The ruling goes on to enumerate other instances in which federal courts wrestled with the law.

"It has been said that the life of the law is experience," Scalia wrote. "Nine years' experience trying to derive meaning from the residual clause convinces us that we have embarked upon a failed enterprise. Each of the uncertainties in the residual clause may be tolerable in isolation, but 'their sum makes a task for us which at best could be only guesswork.' Invoking so shapeless a provision to condemn someone to prison for 15 years to life does not comport with the Constitution's guarantee of due process."

Scalia concludes by refusing to apply the doctrine of stare decisis, which says the incorrectness of precedent is not by itself enough to overrule.

While stare decisis "promotes the evenhanded, predictable, and consistent development of legal principles," Scalia thundered that "decisions under the residual clause have proved to be anything but evenhanded, predictable, or consistent."

"Today's decision does not call into question application of the act to the four enumerated offenses, or the remainder of the act's definition of a violent felony," he added.

Justice Samuel Alito dissented alone, remarking that "the court's determination to be done with residual clause cases, if not its fidelity to legal principles, is impressive."
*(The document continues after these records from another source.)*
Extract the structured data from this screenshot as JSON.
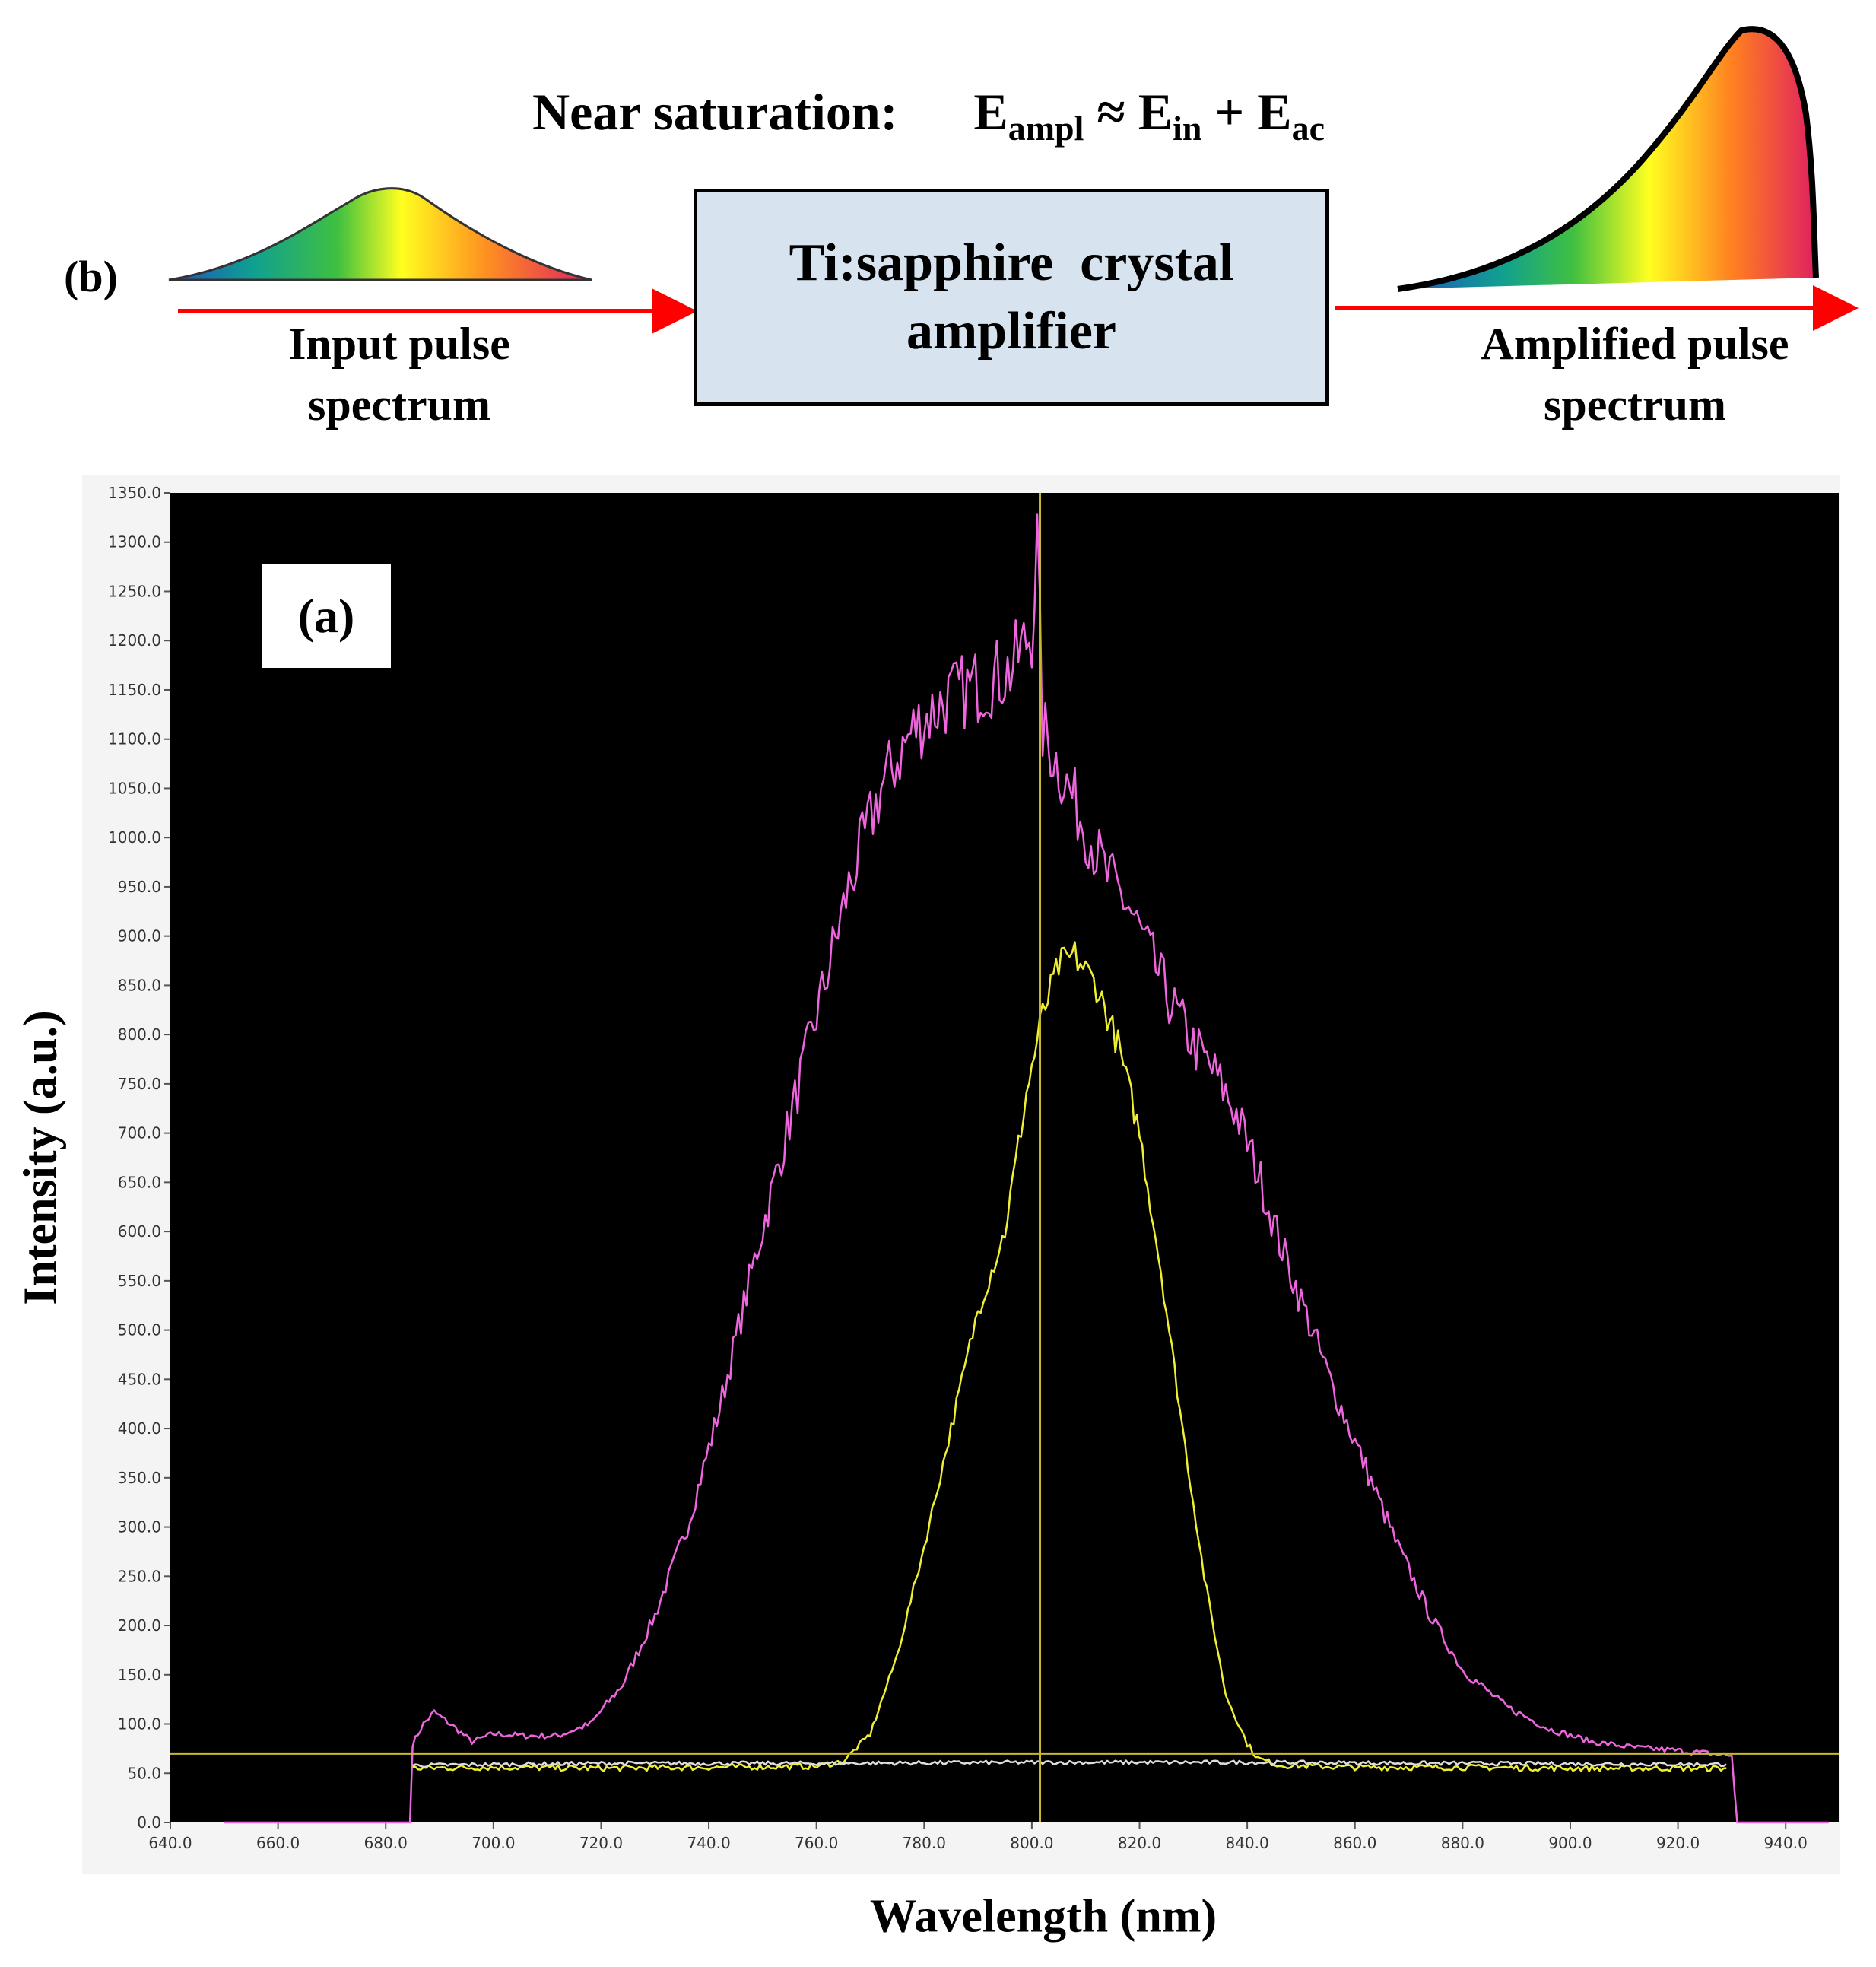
{
  "schematic": {
    "equation": {
      "prefix": "Near saturation:",
      "e1": "E",
      "e1_sub": "ampl",
      "approx": " ≈ ",
      "e2": "E",
      "e2_sub": "in",
      "plus": " + ",
      "e3": "E",
      "e3_sub": "ac"
    },
    "panel_label": "(b)",
    "box_line1": "Ti:sapphire  crystal",
    "box_line2": "amplifier",
    "input_caption_line1": "Input pulse",
    "input_caption_line2": "spectrum",
    "output_caption_line1": "Amplified pulse",
    "output_caption_line2": "spectrum",
    "arrow_color": "#ff0000",
    "box_color": "#d7e4f0"
  },
  "chart_data": {
    "type": "line",
    "panel_label": "(a)",
    "title": "",
    "xlabel": "Wavelength (nm)",
    "ylabel": "Intensity (a.u.)",
    "xlim": [
      640,
      950
    ],
    "ylim": [
      0,
      1350
    ],
    "x_ticks": [
      "640.0",
      "660.0",
      "680.0",
      "700.0",
      "720.0",
      "740.0",
      "760.0",
      "780.0",
      "800.0",
      "820.0",
      "840.0",
      "860.0",
      "880.0",
      "900.0",
      "920.0",
      "940.0"
    ],
    "y_ticks": [
      "0.0",
      "50.0",
      "100.0",
      "150.0",
      "200.0",
      "250.0",
      "300.0",
      "350.0",
      "400.0",
      "450.0",
      "500.0",
      "550.0",
      "600.0",
      "650.0",
      "700.0",
      "750.0",
      "800.0",
      "850.0",
      "900.0",
      "950.0",
      "1000.0",
      "1050.0",
      "1100.0",
      "1150.0",
      "1200.0",
      "1250.0",
      "1300.0",
      "1350.0"
    ],
    "background": "#000000",
    "grid": false,
    "cursor": {
      "x": 801.5,
      "y": 70
    },
    "series": [
      {
        "color": "#ee66dd",
        "x": [
          650,
          684.5,
          685,
          687,
          689,
          692,
          696,
          700,
          706,
          712,
          718,
          724,
          730,
          736,
          742,
          748,
          754,
          760,
          766,
          772,
          778,
          784,
          790,
          796,
          800,
          801,
          802,
          806,
          810,
          814,
          818,
          822,
          826,
          830,
          834,
          838,
          842,
          846,
          850,
          856,
          862,
          868,
          874,
          880,
          888,
          896,
          904,
          912,
          920,
          926,
          930,
          931,
          948
        ],
        "y": [
          0,
          0,
          80,
          100,
          112,
          100,
          82,
          90,
          88,
          88,
          100,
          140,
          210,
          300,
          420,
          560,
          690,
          820,
          950,
          1050,
          1110,
          1140,
          1155,
          1170,
          1210,
          1300,
          1110,
          1060,
          1010,
          960,
          930,
          880,
          830,
          790,
          760,
          720,
          660,
          590,
          530,
          440,
          360,
          280,
          210,
          155,
          118,
          95,
          82,
          76,
          73,
          70,
          68,
          0,
          0
        ]
      },
      {
        "color": "#eeee33",
        "x": [
          685,
          700,
          720,
          740,
          760,
          765,
          770,
          775,
          780,
          785,
          790,
          795,
          799,
          802,
          805,
          808,
          812,
          816,
          820,
          824,
          828,
          832,
          836,
          840,
          842,
          846,
          860,
          880,
          900,
          920,
          929
        ],
        "y": [
          55,
          56,
          55,
          56,
          57,
          62,
          90,
          170,
          280,
          400,
          520,
          600,
          740,
          820,
          870,
          880,
          850,
          790,
          700,
          560,
          400,
          250,
          130,
          80,
          65,
          58,
          56,
          56,
          55,
          55,
          55
        ]
      },
      {
        "color": "#dddddd",
        "x": [
          685,
          720,
          760,
          800,
          840,
          880,
          929
        ],
        "y": [
          58,
          60,
          60,
          61,
          61,
          60,
          59
        ]
      }
    ]
  }
}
"There should be no doubt that Samuel Johnson was an armed career criminal," Alito wrote. "His record includes a number of serious felonies. And he has been caught with dangerous weapons on numerous occasions. That this case has led to the residual clause's demise is confounding. I only hope that Congress can take the court at its word that either amending the list of enumerated offenses or abandoning the categorical approach would solve the problem that the court perceives."

Five colleagues joined Scalia's lead opinion in full, but two others filed opinions concurring in the judgment.

Justice Anthony Kennedy's concurring paragraph endorses Alito's view that "the residual clause of the Armed Career Criminal Act is not unconstitutionally vague under the categorical approach or a record-based approach."

Using the categorical approach, Kennedy said he would still reverse based on the finding that Johnson's conviction for possession of a short-barreled shotgun does not qualify as a violent felony.

Justice Clarence Thomas expanded upon this point in a much longer concurring opinion that cites his wariness of strike the residual clause as unconstitutionally vague.

"Simply put, our vagueness doctrine shares an uncomfortably similar history with substantive due process, a judicially created doctrine lacking any basis in the Constitution," Thomas wrote.